INFLAÇÃO EM PORTUGAL DESDE 1970

1970 – 4.5 %1980 – 16.6 %1990 – 13.4 %2000 – 2.9 %
1971 – 7.5 %1981 – 20.0%1991 – 11.4 %2001 – 4.4 %
1972 – 9.0 %1982 – 22.4 %1992 – 8.9 %2002 – 3.6 %
1973 – 10.4 %1983 – 25.5 %1993 – 6.5 % 
1974 – 27.8 %1984 – 29.3 %1994 – 5.2 % 
1975 – 20.7 %1985 – 19.3 %1995 – 4.1 % 
1976 – 18.3 %1986 – 11.7 %1996 – 3.1 % 
1977 – 27.3 %1987 – 9.4 %1997 – 2.2 % 
1978 – 22.1 %1988 – 9.7 %1998 – 2.8 % 
1979 – 24.2 %1989 – 12.6 %1999 – 2.3 % 

Fonte: www.bportugal.pt (2002); www.gesbanha.pt/informacoes/cidadao/tx inflacao.htm (1970-2001

Este quadro mostra perfeitamente por que razão o governo de Marcelo Caetano se fragilizou ao ponto de cair “de podre” em 1974: a inflação instalou-se e mais que duplicou entre 1970 e 1973, ainda antes do “choque petrolífero”, numa dinâmica que tem toda a aparência de motivação estrictamente interna (a política “social” então encetada certamente que teve tudo a ver com isto, sacrificando o anterior rigor orçamental a “investimentos públicos” também convenientes do ponto de vista político para o então presidente do Conselho de Ministros).

A este propósito – e por contraste –, deve dizer-se que a duração do governo de Salazar deveria ser mais relacionada pelos historiadores com a sua política monetária e financeira: o rigor orçamental e o “escudo forte”, que controlaram a inflação e as derrapagens das contas públicas, tornaram o seu governo politicamente sólido no médio e no longo prazo porque permitiram um crescimento real do rendimento dos particulares num cenário em que a moeda perdia muito pouco do seu poder aquisitivo, bastando um ligeiro crescimento anual do P.I.B. para esse efeito de enriquecimento deslizante descomprimir as tensões (e a sua sempre possível “politização”) decorrentes das expectativas das pessoas.

Ora, as pressões no sentido de abandonar o enquadramento “macro-económico” criado por Salazar sempre se tinham manifestado desde 1945 (as políticas “industrialistas” à Daniel Barbosa era isso que pediam) e os conselhos que povoam o célebre livro do Prof. Valentim Xavier Pintado (Structure and Growth of the Portuguese Economy, Genebra: E.F.T.A., 1964; reed. Lisboa: I.C.S., 2002) – e que formaram a geração “reformista” que chegou ao poder na burocracia estatal em meados da década de 60 – iam no mesmo sentido. Caetano chegou assim à chefia do governo num clima já favorável da “opinião técnica” vigente a maiores gastos com programas keynesianos de distribuição da riqueza e de demand management; daí que, em demanda de uma legitimação da sua liderança entre a nova geração de quadros e profissionais, Caetano tenha optado por aquilo que ele próprio denominou “Estado social”, com o seu modelo universal de educação, saúde e pensões de reforma.

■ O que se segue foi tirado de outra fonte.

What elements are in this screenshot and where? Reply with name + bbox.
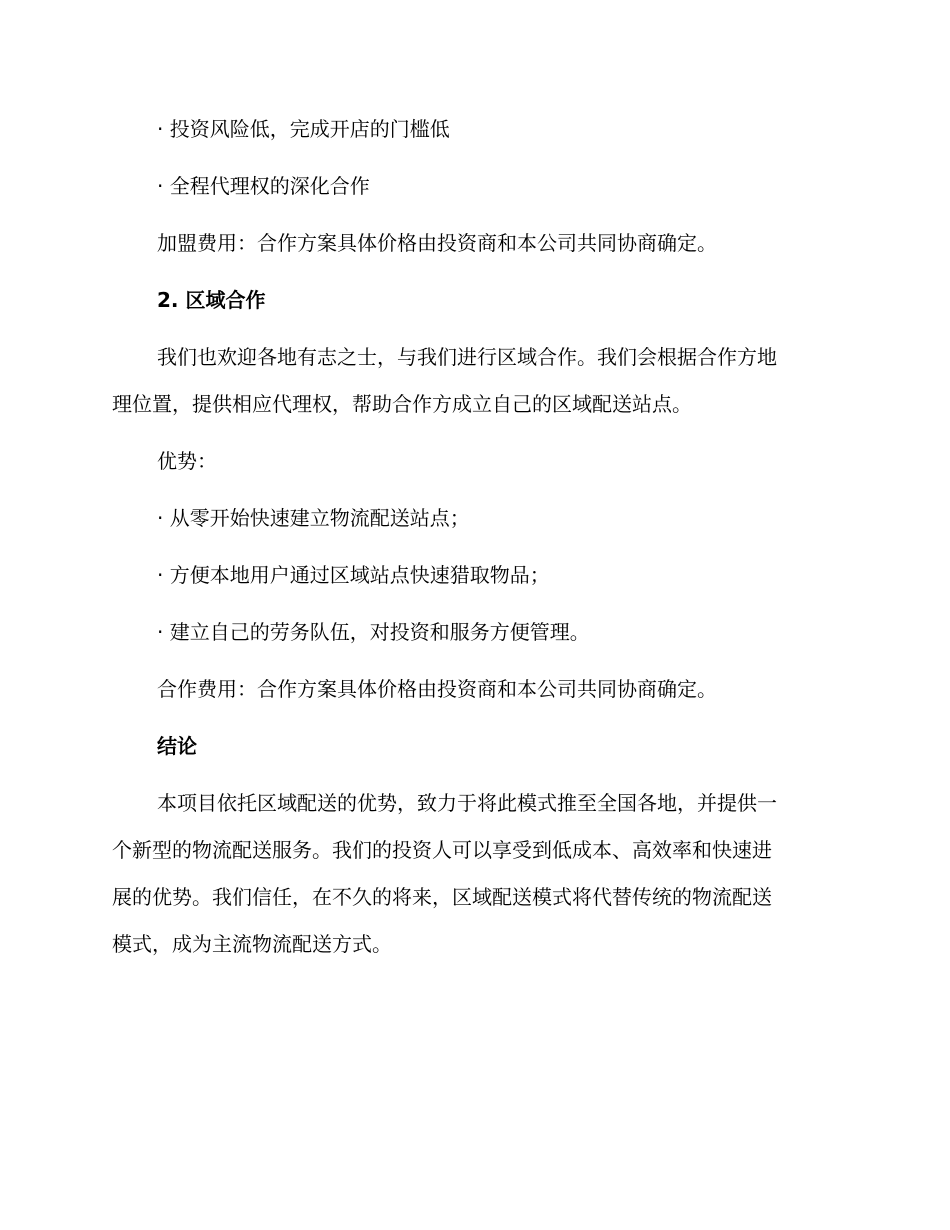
- bullet-item: · 全程代理权的深化合作: [157, 174, 370, 198]
- section-heading-regional: 2. 区域合作: [157, 288, 266, 312]
- franchise-fee-text: 加盟费用：合作方案具体价格由投资商和本公司共同协商确定。: [157, 231, 717, 255]
- advantages-label: 优势：: [157, 449, 217, 473]
- bullet-item: · 投资风险低，完成开店的门槛低: [157, 117, 450, 141]
- paragraph-line: 个新型的物流配送服务。我们的投资人可以享受到低成本、高效率和快速进: [112, 838, 772, 862]
- paragraph-line: 模式，成为主流物流配送方式。: [112, 932, 392, 956]
- paragraph-line: 展的优势。我们信任，在不久的将来，区域配送模式将代替传统的物流配送: [112, 885, 772, 909]
- bullet-item: · 方便本地用户通过区域站点快速猎取物品；: [157, 563, 550, 587]
- paragraph-line: 我们也欢迎各地有志之士，与我们进行区域合作。我们会根据合作方地: [157, 345, 777, 369]
- section-heading-conclusion: 结论: [157, 734, 197, 758]
- paragraph-line: 本项目依托区域配送的优势，致力于将此模式推至全国各地，并提供一: [157, 791, 777, 815]
- paragraph-line: 理位置，提供相应代理权，帮助合作方成立自己的区域配送站点。: [112, 392, 692, 416]
- bullet-item: · 建立自己的劳务队伍，对投资和服务方便管理。: [157, 620, 590, 644]
- cooperation-fee-text: 合作费用：合作方案具体价格由投资商和本公司共同协商确定。: [157, 677, 717, 701]
- bullet-item: · 从零开始快速建立物流配送站点；: [157, 506, 470, 530]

Por isso é um erro atribuir ao crescimento dos gastos militares com a guerra no ultramar o peso decisivo nesta pressão despesista que levou o governo de Caetano a recorrer à depreciação do escudo para financiar as despesas públicas: segundo os dados de Eugénia Mata e Nuno Valério (História Económica de Portugal: Uma Perspectiva Global, Lisboa: Editorial Presença, 1994, p. 271), as despesas com a defesa representaram 19.1% das despesas totais em 1970 e 14.2% em 1973.

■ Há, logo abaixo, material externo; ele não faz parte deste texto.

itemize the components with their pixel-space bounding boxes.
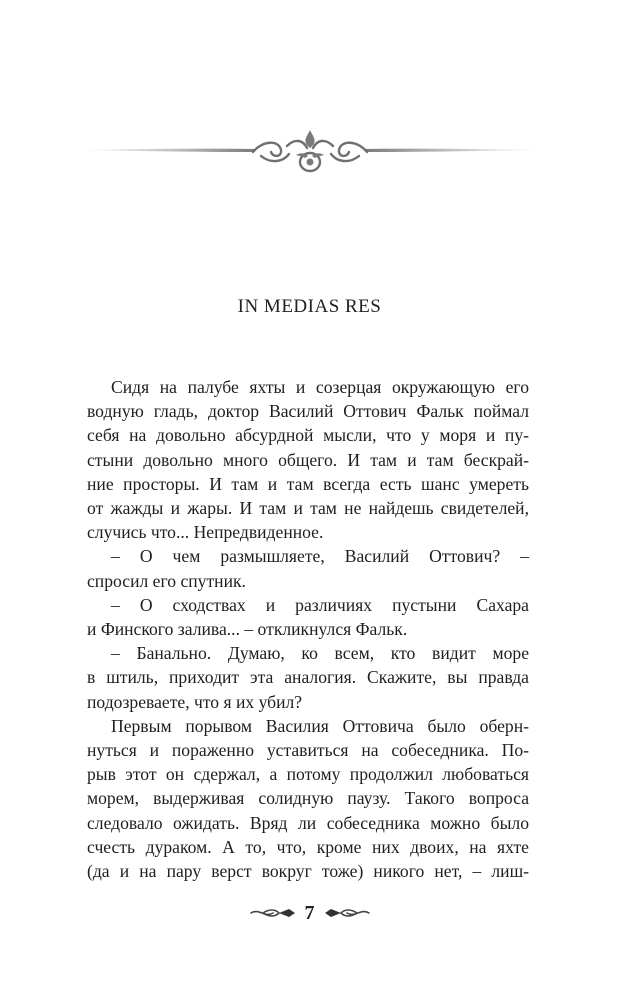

Em 1974 estava já plenamente instalada a perda crescente de poder aquisitivo do escudo que deverá ter criado uma sensação difusa mas fundamentada na sociedade de degradação do poder de compra, não admirando que o golpe de Estado militar tenha colhido apoio entre o funcionalismo público militar e civil a partir de uma motivação claramente salarial (ver as reivindicações iniciais do M.F.A., que só depois se “politiza” para poder levar a cabo uma mudança política de fundo que alterasse a situação “profissional” dos oficiais das forças armadas; entre estes, mesmo que inconscientemente, a perda de poder de compra deverá ter introduzido crescentes dúvidas em relação à validade dos sacrifícios pessoais e familiares envolvidos no esforço de guerra e cada vez menos compensados financeiramente).

A influência do marxismo nos círculos oposicionistas desde os anos 40 explica a sua adopção – primeiro funcional, depois explícita – pelos actores militares do derrube da II República na Primavera de 1974. Essa ideologia, que, no poder, sempre se tornou num “socialismo de Estado”, legitimou um aprofundamento de duas das principais tendências do marcelismo (alargamento do alcance e das despesas com o Welfare State) com repercussões claras na política financeira e monetária: monetarização da despesa pública e depreciação da moeda.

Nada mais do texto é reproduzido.